Well, it wasn't. It ate six AA batteries for five hours' worth of play (try telling your Mum you need ANOTHER two packs of Duracell) and it had a pretty poor selection of games, as well as being a bit too chunky compared to Nintendo's dinky l'il offering.
Buy One: Sega
1992: Gadget: Philips CD-i
Price at launch: £465
Inflation adjusted price for present day: £684
Worst Christmas present because: Is it a games console? Is it a karaoke machine? Is it a DVD-style movie player? Nobody really knew the point of this device from Philips, bar another chance to show off the power of the CD. It nabbed a few Mario and Zelda titles and had a slew of accessories, like a touchpad controller, but it could only have sunk quicker if you'd tied it to a deep sea diver and told him there was treasure in the pond at your local park.
Buy One: Phillips
1993: Gadget: Atari Jaguar
Price at launch: £170
Inflation adjusted price for present day: £241
Worst Christmas present because: There were many that shed a tear for this console when launched. It was the equivalent of seeing your aged dog trying to fetch a stick and do a somersault... Atari used to be agile and powerful, but it was just hobbling away from death with this console.

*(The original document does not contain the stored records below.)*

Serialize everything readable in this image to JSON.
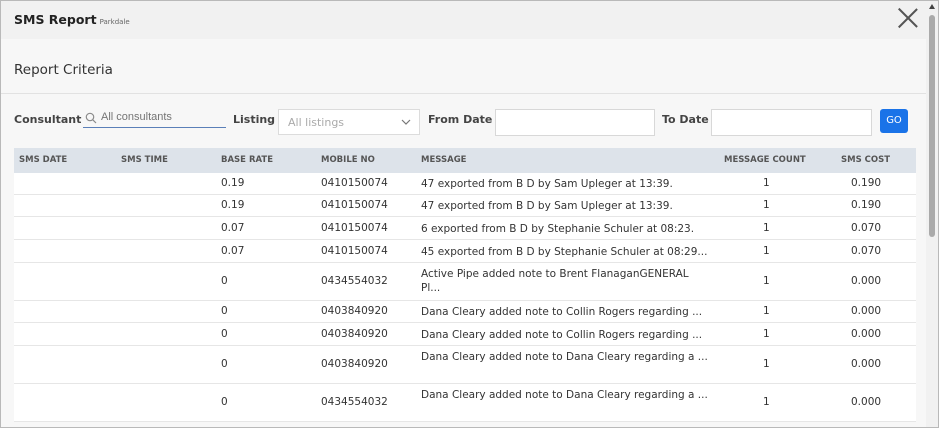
{
  "modal": {
    "title": "SMS Report",
    "subtitle": "Parkdale"
  },
  "criteria": {
    "section_title": "Report Criteria",
    "consultant_label": "Consultant",
    "consultant_placeholder": "All consultants",
    "listing_label": "Listing",
    "listing_placeholder": "All listings",
    "from_date_label": "From Date",
    "from_date_value": "",
    "to_date_label": "To Date",
    "to_date_value": "",
    "go_label": "GO"
  },
  "table": {
    "headers": [
      "SMS DATE",
      "SMS TIME",
      "BASE RATE",
      "MOBILE NO",
      "MESSAGE",
      "MESSAGE COUNT",
      "SMS COST"
    ],
    "rows": [
      {
        "date": "",
        "time": "",
        "rate": "0.19",
        "mobile": "0410150074",
        "message": "47 exported from B D by Sam Upleger at 13:39.",
        "count": "1",
        "cost": "0.190"
      },
      {
        "date": "",
        "time": "",
        "rate": "0.19",
        "mobile": "0410150074",
        "message": "47 exported from B D by Sam Upleger at 13:39.",
        "count": "1",
        "cost": "0.190"
      },
      {
        "date": "",
        "time": "",
        "rate": "0.07",
        "mobile": "0410150074",
        "message": "6 exported from B D by Stephanie Schuler at 08:23.",
        "count": "1",
        "cost": "0.070"
      },
      {
        "date": "",
        "time": "",
        "rate": "0.07",
        "mobile": "0410150074",
        "message": "45 exported from B D by Stephanie Schuler at 08:29...",
        "count": "1",
        "cost": "0.070"
      },
      {
        "date": "",
        "time": "",
        "rate": "0",
        "mobile": "0434554032",
        "message": "Active Pipe added note to Brent FlanaganGENERAL Pl...",
        "count": "1",
        "cost": "0.000"
      },
      {
        "date": "",
        "time": "",
        "rate": "0",
        "mobile": "0403840920",
        "message": "Dana Cleary added note to Collin Rogers regarding ...",
        "count": "1",
        "cost": "0.000"
      },
      {
        "date": "",
        "time": "",
        "rate": "0",
        "mobile": "0403840920",
        "message": "Dana Cleary added note to Collin Rogers regarding ...",
        "count": "1",
        "cost": "0.000"
      },
      {
        "date": "",
        "time": "",
        "rate": "0",
        "mobile": "0403840920",
        "message": "Dana Cleary added note to Dana Cleary regarding a ...",
        "count": "1",
        "cost": "0.000"
      },
      {
        "date": "",
        "time": "",
        "rate": "0",
        "mobile": "0434554032",
        "message": "Dana Cleary added note to Dana Cleary regarding a ...",
        "count": "1",
        "cost": "0.000"
      }
    ]
  },
  "icons": {
    "close": "close-icon",
    "search": "search-icon",
    "dropdown": "chevron-down-icon"
  },
  "colors": {
    "accent": "#1a73e8",
    "header_bg": "#f1f1f1",
    "table_header_bg": "#dde3ea"
  }
}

The Jaguar was a powerful beast, (hence the name probably) but had a real lack of games, making Christmas only palatable if you had friends that cared when you phoned them up and told them you had a console that was four times as powerful as theirs. If you did, then shame on you.
Buy One: Atari
1994: Gadget: Disney's The Lion King CD-ROM
Price at launch: £30
Inflation adjusted price for present day: £42
Worst Christmas present because: The game that promised to let fans to further their love of the Lion King was hardly a success... an incompatibility problem with the graphics engine meant a legion of children were left disappointed when attempts to play the game gave them their first taste of system failure and possibly made Mufasa's death even harder to bear.
Buy One: Disney
1995: Gadget: Timex Datalink
Price at launch: £70
Inflation adjusted price for present day: £96
Worst Christmas present because: Designed to be a PDA on your wrist with a huge bevy of futuristic tech features, this was the gadget for the uber-geeks.

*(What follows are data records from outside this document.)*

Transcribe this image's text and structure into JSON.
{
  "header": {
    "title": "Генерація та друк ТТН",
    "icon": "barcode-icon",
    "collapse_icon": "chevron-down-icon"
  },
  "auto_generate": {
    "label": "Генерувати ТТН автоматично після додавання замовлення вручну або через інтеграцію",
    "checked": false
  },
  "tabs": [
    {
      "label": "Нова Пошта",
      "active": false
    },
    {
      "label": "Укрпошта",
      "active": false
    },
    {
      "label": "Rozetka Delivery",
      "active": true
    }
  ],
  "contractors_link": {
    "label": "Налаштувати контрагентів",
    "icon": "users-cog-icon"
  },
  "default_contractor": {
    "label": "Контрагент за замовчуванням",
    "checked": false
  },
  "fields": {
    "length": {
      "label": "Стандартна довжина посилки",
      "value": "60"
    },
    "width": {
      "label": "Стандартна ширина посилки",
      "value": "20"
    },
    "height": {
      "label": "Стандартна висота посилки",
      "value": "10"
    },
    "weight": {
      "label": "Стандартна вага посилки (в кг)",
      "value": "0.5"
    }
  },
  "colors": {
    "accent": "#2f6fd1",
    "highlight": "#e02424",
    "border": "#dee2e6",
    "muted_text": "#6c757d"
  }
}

Included features like a lens at the top, which meant instead of wires to sync with a PC, just 'show' the watch the computer screen and let it learn away... but there's a reason mobile phone watches still haven't taken off (hint: we don't need them).
Buy One: Timex
1996: Gadget: Apple Pippin
Price at launch: £375
Inflation adjusted price for present day: £495
Worst Christmas present because: The Pippin was designed to do what the super-consoles of today manage with ease: play games over the internet while connected to your TV.

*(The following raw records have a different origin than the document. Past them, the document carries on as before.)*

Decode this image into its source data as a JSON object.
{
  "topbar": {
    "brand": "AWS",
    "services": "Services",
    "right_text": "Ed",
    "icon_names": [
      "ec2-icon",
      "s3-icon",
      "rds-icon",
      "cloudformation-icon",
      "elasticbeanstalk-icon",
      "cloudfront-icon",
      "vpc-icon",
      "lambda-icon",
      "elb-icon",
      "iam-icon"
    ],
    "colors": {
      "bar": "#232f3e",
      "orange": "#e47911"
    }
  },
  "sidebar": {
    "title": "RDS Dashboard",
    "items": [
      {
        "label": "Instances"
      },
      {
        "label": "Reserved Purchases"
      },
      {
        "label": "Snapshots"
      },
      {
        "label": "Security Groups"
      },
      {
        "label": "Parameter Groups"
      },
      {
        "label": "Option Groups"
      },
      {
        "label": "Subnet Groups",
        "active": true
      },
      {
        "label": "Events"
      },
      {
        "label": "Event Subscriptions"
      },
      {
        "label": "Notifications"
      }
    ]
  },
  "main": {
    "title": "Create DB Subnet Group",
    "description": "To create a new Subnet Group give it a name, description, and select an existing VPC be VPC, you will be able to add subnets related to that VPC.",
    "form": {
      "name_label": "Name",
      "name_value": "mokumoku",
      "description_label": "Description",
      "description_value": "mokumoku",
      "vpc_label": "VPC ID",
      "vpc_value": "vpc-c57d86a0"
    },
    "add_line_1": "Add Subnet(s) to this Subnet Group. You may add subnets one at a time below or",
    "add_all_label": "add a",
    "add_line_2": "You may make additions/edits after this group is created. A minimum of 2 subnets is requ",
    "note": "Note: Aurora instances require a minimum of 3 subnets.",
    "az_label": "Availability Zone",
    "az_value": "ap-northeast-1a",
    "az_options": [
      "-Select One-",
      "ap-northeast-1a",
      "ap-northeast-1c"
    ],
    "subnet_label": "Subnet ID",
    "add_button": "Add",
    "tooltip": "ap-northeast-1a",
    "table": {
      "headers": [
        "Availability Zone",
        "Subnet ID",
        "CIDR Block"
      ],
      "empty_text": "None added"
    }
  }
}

But Apple, why did you go and put a processor and modem in it so slow and weak it would have been easier to have just run round your friend's house and told them what move to make? Stop showing us the iPhone, Apple, it won't make us forget that easi... ooh, it's so shiny.
Buy One: Apple
1997: Gadget: Nikon Coolpix 100
Price at launch: £500
Inflation adjusted price for present day: £645
Worst Christmas present because: Despite heralding a new age in photography, paying half a grand to buy someone a device that will simply make a fuzzy haze on your PC is not the best idea for Christmas.
Storing only 19 photos and munching four AA batteries every seven seconds despite having no viewfinder, anyone that bought this would have been kicking themselves every passing month as a newer and more capable model was released.
Buy One: Nikon
1998: Gadget: Iomega Zip Drive
Price at launch: £130
Inflation adjusted price for present day: £163
Worst Christmas present because: To be honest, no matter how good it is, anyone that gets a storage device for their computer is going to feel more than a little aggrieved on Christmas day.
But being given one that often failed for no good reason, making the data on your disc completely useless and inaccessible, and you would have been chewing on turkey sandwiches wondering what on earth you did to make Santa hate you so much that year.
Buy One: Iomega
1999: Gadget: Personal Jukebox PJB-100
Price at launch: £600
Inflation adjusted price for present day: £726
Worst Christmas present because: If you got one of these 4GB capacity MP3 players for Christmas, only the most gadget-loving early adopters could avoid the incandescent rage at seeing the iPod released the next year.
While it was one of the first MP3 players with a hard drive (ooh, space age and futuristic for 1999) it was literally just able to play music and that was it... even playlists has to be made on the PC. Singing your favourite tunes to yourself almost made more sense at times.
Buy One: PJB
2000: Gadget: 3Com Audrey
Price at launch: £335
Inflation adjusted price for present day: £400
Worst Christmas present because: While you couldn't help but like the look of this design, it turned out to be just a little too advanced.
A passive-matrix touchscreen wasn't quite up to the technologically advanced tasks that were required to make you go 'ooh', and while being an 'internet device' was the height of cool back at the turn of the century (it could play video AND send email... seriously) hitting the shelves before broadband became ubiquitous meant this device went to the gadget heavens pretty quickly.